I'll be home for Christmas / You can plan on me.
119 million people are traveling this holiday season. Since my family never celebrated either Chanukah or Christmas, my recollections are few except for all those vivid memories that never quite happened.
What did happen was the dread I felt in 5th grade when we were assigned to draw a holiday scene. A one-horse open sleigh was not in my skill set. Even a picture of hanging stockings was beyond me. If I'd known about abstract expressionism I might have gotten a gold star. As it was, with a nickel and quarter I traced a thirty-cent snowman and called it a day. (It's O.K. not to be good at everything).

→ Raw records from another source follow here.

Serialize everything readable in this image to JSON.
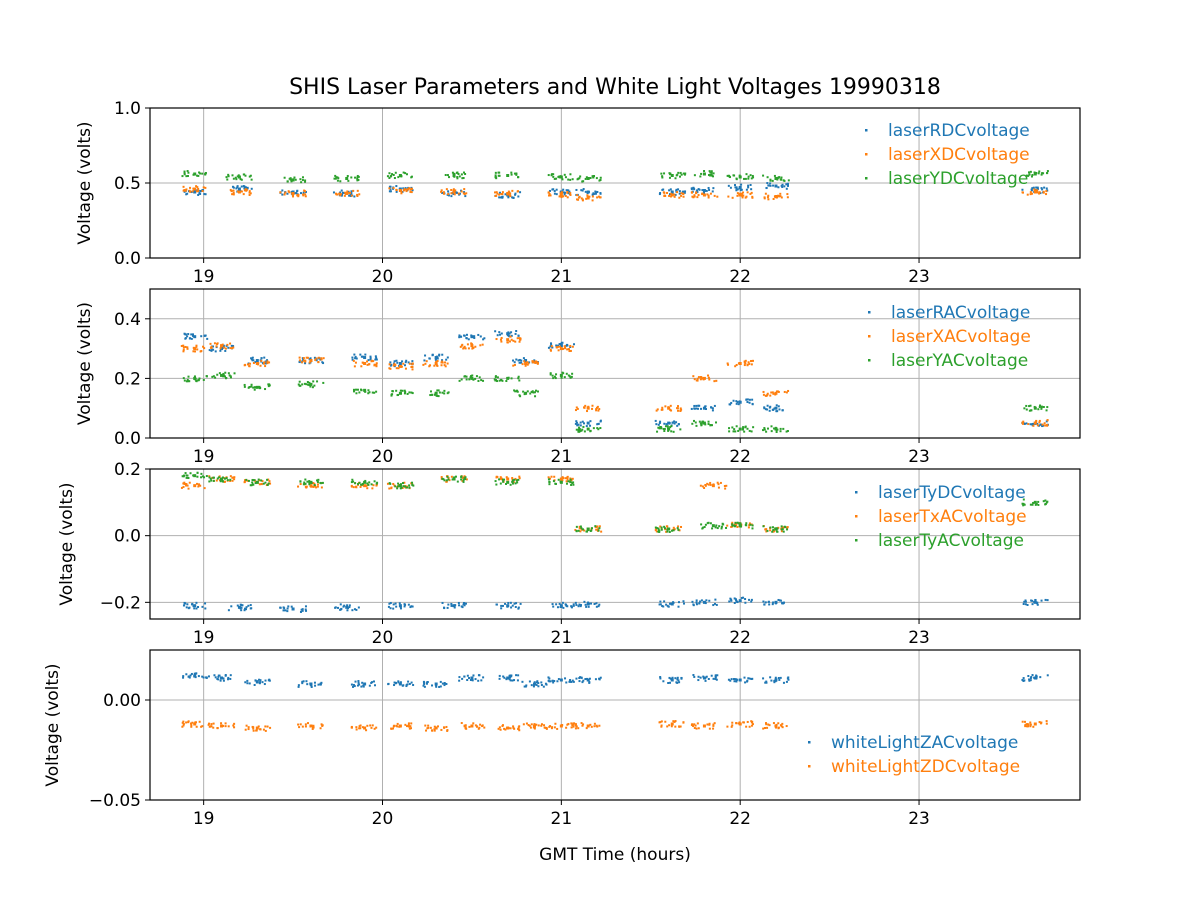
{
  "chart_data": {
    "type": "scatter",
    "title": "SHIS Laser Parameters and White Light Voltages 19990318",
    "xlabel": "GMT Time (hours)",
    "xlim": [
      18.7,
      23.9
    ],
    "xticks": [
      19,
      20,
      21,
      22,
      23
    ],
    "colors": [
      "#1f77b4",
      "#ff7f0e",
      "#2ca02c"
    ],
    "panels": [
      {
        "ylabel": "Voltage (volts)",
        "ylim": [
          0.0,
          1.0
        ],
        "yticks": [
          0.0,
          0.5,
          1.0
        ],
        "ytick_labels": [
          "0.0",
          "0.5",
          "1.0"
        ],
        "legend_position": "upper-right",
        "series": [
          {
            "name": "laserRDCvoltage",
            "x": [
              18.95,
              19.2,
              19.5,
              19.8,
              20.1,
              20.4,
              20.7,
              21.0,
              21.15,
              21.62,
              21.8,
              22.0,
              22.2,
              23.65
            ],
            "y": [
              0.44,
              0.46,
              0.44,
              0.43,
              0.46,
              0.43,
              0.42,
              0.44,
              0.44,
              0.44,
              0.45,
              0.47,
              0.48,
              0.45
            ]
          },
          {
            "name": "laserXDCvoltage",
            "x": [
              18.95,
              19.2,
              19.5,
              19.8,
              20.1,
              20.4,
              20.7,
              21.0,
              21.15,
              21.62,
              21.8,
              22.0,
              22.2,
              23.65
            ],
            "y": [
              0.46,
              0.44,
              0.43,
              0.43,
              0.45,
              0.44,
              0.43,
              0.42,
              0.4,
              0.42,
              0.42,
              0.42,
              0.41,
              0.44
            ]
          },
          {
            "name": "laserYDCvoltage",
            "x": [
              18.95,
              19.2,
              19.5,
              19.8,
              20.1,
              20.4,
              20.7,
              21.0,
              21.15,
              21.62,
              21.8,
              22.0,
              22.2,
              23.65
            ],
            "y": [
              0.56,
              0.54,
              0.52,
              0.53,
              0.55,
              0.55,
              0.55,
              0.54,
              0.53,
              0.55,
              0.56,
              0.54,
              0.53,
              0.56
            ]
          }
        ]
      },
      {
        "ylabel": "Voltage (volts)",
        "ylim": [
          0.0,
          0.5
        ],
        "yticks": [
          0.0,
          0.2,
          0.4
        ],
        "ytick_labels": [
          "0.0",
          "0.2",
          "0.4"
        ],
        "legend_position": "upper-right",
        "series": [
          {
            "name": "laserRACvoltage",
            "x": [
              18.95,
              19.1,
              19.3,
              19.6,
              19.9,
              20.1,
              20.3,
              20.5,
              20.7,
              20.8,
              21.0,
              21.15,
              21.6,
              21.8,
              22.0,
              22.2,
              23.65
            ],
            "y": [
              0.34,
              0.3,
              0.26,
              0.26,
              0.27,
              0.25,
              0.27,
              0.34,
              0.35,
              0.26,
              0.31,
              0.05,
              0.05,
              0.1,
              0.12,
              0.1,
              0.05
            ]
          },
          {
            "name": "laserXACvoltage",
            "x": [
              18.95,
              19.1,
              19.3,
              19.6,
              19.9,
              20.1,
              20.3,
              20.5,
              20.7,
              20.8,
              21.0,
              21.15,
              21.6,
              21.8,
              22.0,
              22.2,
              23.65
            ],
            "y": [
              0.3,
              0.31,
              0.25,
              0.26,
              0.25,
              0.24,
              0.25,
              0.31,
              0.33,
              0.25,
              0.3,
              0.1,
              0.1,
              0.2,
              0.25,
              0.15,
              0.05
            ]
          },
          {
            "name": "laserYACvoltage",
            "x": [
              18.95,
              19.1,
              19.3,
              19.6,
              19.9,
              20.1,
              20.3,
              20.5,
              20.7,
              20.8,
              21.0,
              21.15,
              21.6,
              21.8,
              22.0,
              22.2,
              23.65
            ],
            "y": [
              0.2,
              0.21,
              0.17,
              0.18,
              0.16,
              0.15,
              0.15,
              0.2,
              0.2,
              0.15,
              0.21,
              0.03,
              0.03,
              0.05,
              0.03,
              0.03,
              0.1
            ]
          }
        ]
      },
      {
        "ylabel": "Voltage (volts)",
        "ylim": [
          -0.25,
          0.2
        ],
        "yticks": [
          -0.2,
          0.0,
          0.2
        ],
        "ytick_labels": [
          "−0.2",
          "0.0",
          "0.2"
        ],
        "legend_position": "upper-right",
        "series": [
          {
            "name": "laserTyDCvoltage",
            "x": [
              18.95,
              19.2,
              19.5,
              19.8,
              20.1,
              20.4,
              20.7,
              21.0,
              21.15,
              21.62,
              21.8,
              22.0,
              22.2,
              23.65
            ],
            "y": [
              -0.21,
              -0.215,
              -0.22,
              -0.215,
              -0.21,
              -0.21,
              -0.21,
              -0.21,
              -0.205,
              -0.205,
              -0.2,
              -0.195,
              -0.2,
              -0.2
            ]
          },
          {
            "name": "laserTxACvoltage",
            "x": [
              18.95,
              19.1,
              19.3,
              19.6,
              19.9,
              20.1,
              20.4,
              20.7,
              21.0,
              21.15,
              21.6,
              21.85,
              22.0,
              22.2
            ],
            "y": [
              0.15,
              0.17,
              0.16,
              0.15,
              0.15,
              0.15,
              0.17,
              0.17,
              0.17,
              0.02,
              0.02,
              0.15,
              0.03,
              0.02
            ]
          },
          {
            "name": "laserTyACvoltage",
            "x": [
              18.95,
              19.1,
              19.3,
              19.6,
              19.9,
              20.1,
              20.4,
              20.7,
              21.0,
              21.15,
              21.6,
              21.85,
              22.0,
              22.2,
              23.65
            ],
            "y": [
              0.18,
              0.17,
              0.16,
              0.16,
              0.16,
              0.15,
              0.17,
              0.16,
              0.16,
              0.02,
              0.02,
              0.03,
              0.03,
              0.02,
              0.1
            ]
          }
        ]
      },
      {
        "ylabel": "Voltage (volts)",
        "ylim": [
          -0.05,
          0.025
        ],
        "yticks": [
          -0.05,
          0.0
        ],
        "ytick_labels": [
          "−0.05",
          "0.00"
        ],
        "legend_position": "lower-right",
        "series": [
          {
            "name": "whiteLightZACvoltage",
            "x": [
              18.95,
              19.1,
              19.3,
              19.6,
              19.9,
              20.1,
              20.3,
              20.5,
              20.7,
              20.85,
              21.0,
              21.15,
              21.62,
              21.8,
              22.0,
              22.2,
              23.65
            ],
            "y": [
              0.012,
              0.011,
              0.009,
              0.008,
              0.008,
              0.008,
              0.008,
              0.011,
              0.011,
              0.008,
              0.01,
              0.01,
              0.01,
              0.011,
              0.01,
              0.01,
              0.011
            ]
          },
          {
            "name": "whiteLightZDCvoltage",
            "x": [
              18.95,
              19.1,
              19.3,
              19.6,
              19.9,
              20.1,
              20.3,
              20.5,
              20.7,
              20.85,
              21.0,
              21.15,
              21.62,
              21.8,
              22.0,
              22.2,
              23.65
            ],
            "y": [
              -0.012,
              -0.013,
              -0.014,
              -0.013,
              -0.014,
              -0.013,
              -0.014,
              -0.013,
              -0.014,
              -0.013,
              -0.013,
              -0.013,
              -0.012,
              -0.013,
              -0.012,
              -0.013,
              -0.012
            ]
          }
        ]
      }
    ]
  }
}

Another almost true experience happened at around age twelve. For one day I worked in a Christmas tree lot in Forest Hills, which had neither forest nor hills. I didn’t return when my nose fell off into a cup of hot cider.

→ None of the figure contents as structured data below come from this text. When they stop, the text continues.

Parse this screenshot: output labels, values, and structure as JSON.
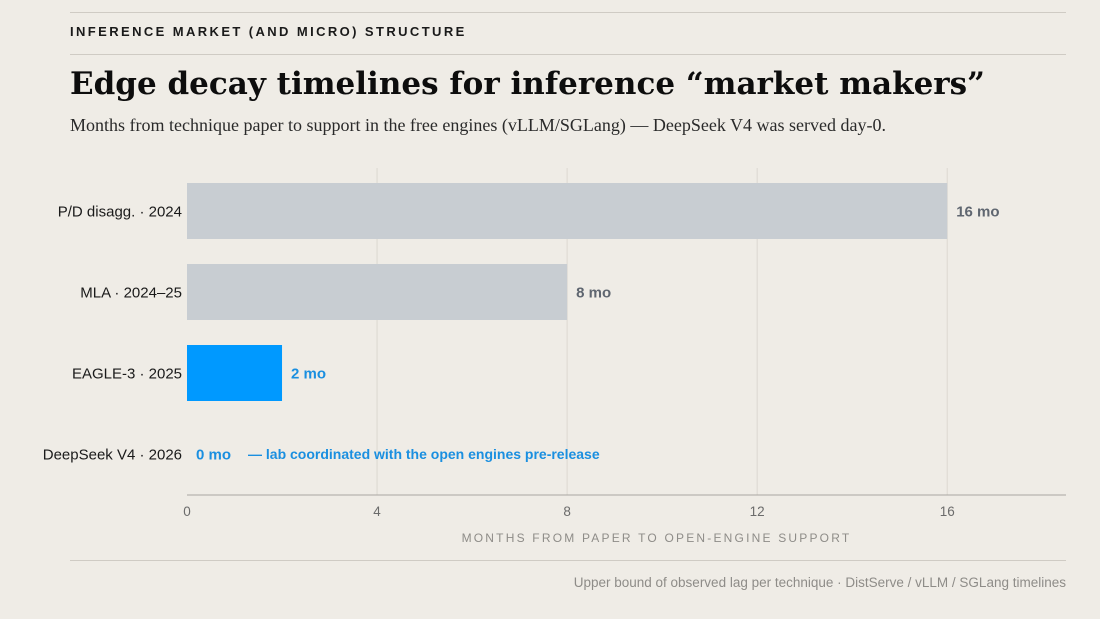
{
  "header": {
    "kicker": "INFERENCE MARKET (AND MICRO) STRUCTURE",
    "title": "Edge decay timelines for inference “market makers”",
    "subtitle": "Months from technique paper to support in the free engines (vLLM/SGLang) — DeepSeek V4 was served day-0."
  },
  "footer": {
    "source": "Upper bound of observed lag per technique · DistServe / vLLM / SGLang timelines"
  },
  "colors": {
    "background": "#efece6",
    "bar_default": "#c8cdd2",
    "bar_highlight": "#0099ff",
    "label_default": "#5f6670",
    "label_highlight": "#1a8fe0",
    "grid": "#dcd8d1",
    "axis": "#a9a6a1"
  },
  "chart_data": {
    "type": "bar",
    "orientation": "horizontal",
    "categories": [
      "P/D disagg. · 2024",
      "MLA · 2024–25",
      "EAGLE-3 · 2025",
      "DeepSeek V4 · 2026"
    ],
    "values": [
      16,
      8,
      2,
      0
    ],
    "value_labels": [
      "16 mo",
      "8 mo",
      "2 mo",
      "0 mo"
    ],
    "highlight": [
      false,
      false,
      true,
      true
    ],
    "annotations": [
      {
        "category": "DeepSeek V4 · 2026",
        "text": "— lab coordinated with the open engines pre-release"
      }
    ],
    "xlabel": "MONTHS FROM PAPER TO OPEN-ENGINE SUPPORT",
    "xticks": [
      0,
      4,
      8,
      12,
      16
    ],
    "xlim": [
      0,
      18.5
    ],
    "grid": true
  }
}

Then there was the time when I sped down an incline in my flexible flyer. The bottom of the slope was the Grand Central Parkway. Even with my three sweaters to protect me I was never heard from again. It was a quick demise as I recall. For the next eighty-one years I've been enjoying my afterlife.
One year, out of pity, I was given a Monopoly set, the board game which rewarded winners with hotels on Boardwalk. I never got past Marvin Gardens. It was my fate to remain mostly on Baltic and Mediterranean. Life follows art.
Homecoming has always been a popular theme of holiday movies. Prodigal grown-up children return home to siblings or old flames or to reconcile with their crypto-fascist father who beat them for sport...or worse. But it's Ho, Ho, Ho time and all is forgiven over toasted marshmallows, gift-wrapped scarves and a Rockwellian dinner.
The home, the haunt. That word, haunt, originally meant to visit or appear frequently or as the noun... an old haunt. Nothing haunts us like memory. So, in another version, we return hoping to recover shards of ourselves, which is to say, to recover our youth as it might have been.
In Greek mythology Agamemnon returned from the Trojan War and got a well-deserved short, sharp shock in his kishkes by his wife, Clytemnestra. Ulysses took his time slaying dragons within and the fury of the Gods. When he finally showed up after ten years, he embodied modern man, conniving, pragmatic and ferocious, while Penelope raveled and unraveled the woven tale.
My brother was never at home in this world. He returned after three years in the army and remembered why he had left. Within a month he was gone again in the grip of his haunts. He died in his thirty-third year, driving in an alcoholic haze. Maybe he heard the mermaids singing.
My life is visited by returning haunts, not spooks but good spirits hovering. Janice is here tending to me lovingly. Lauren and Shari are many miles away, yet I feel them close to me in this room. We are singing off-key in our separate versions of what was, exchanging the gift of ourselves and our amazing journeys.
You can't go home again but we keep rowing toward Eden anyway.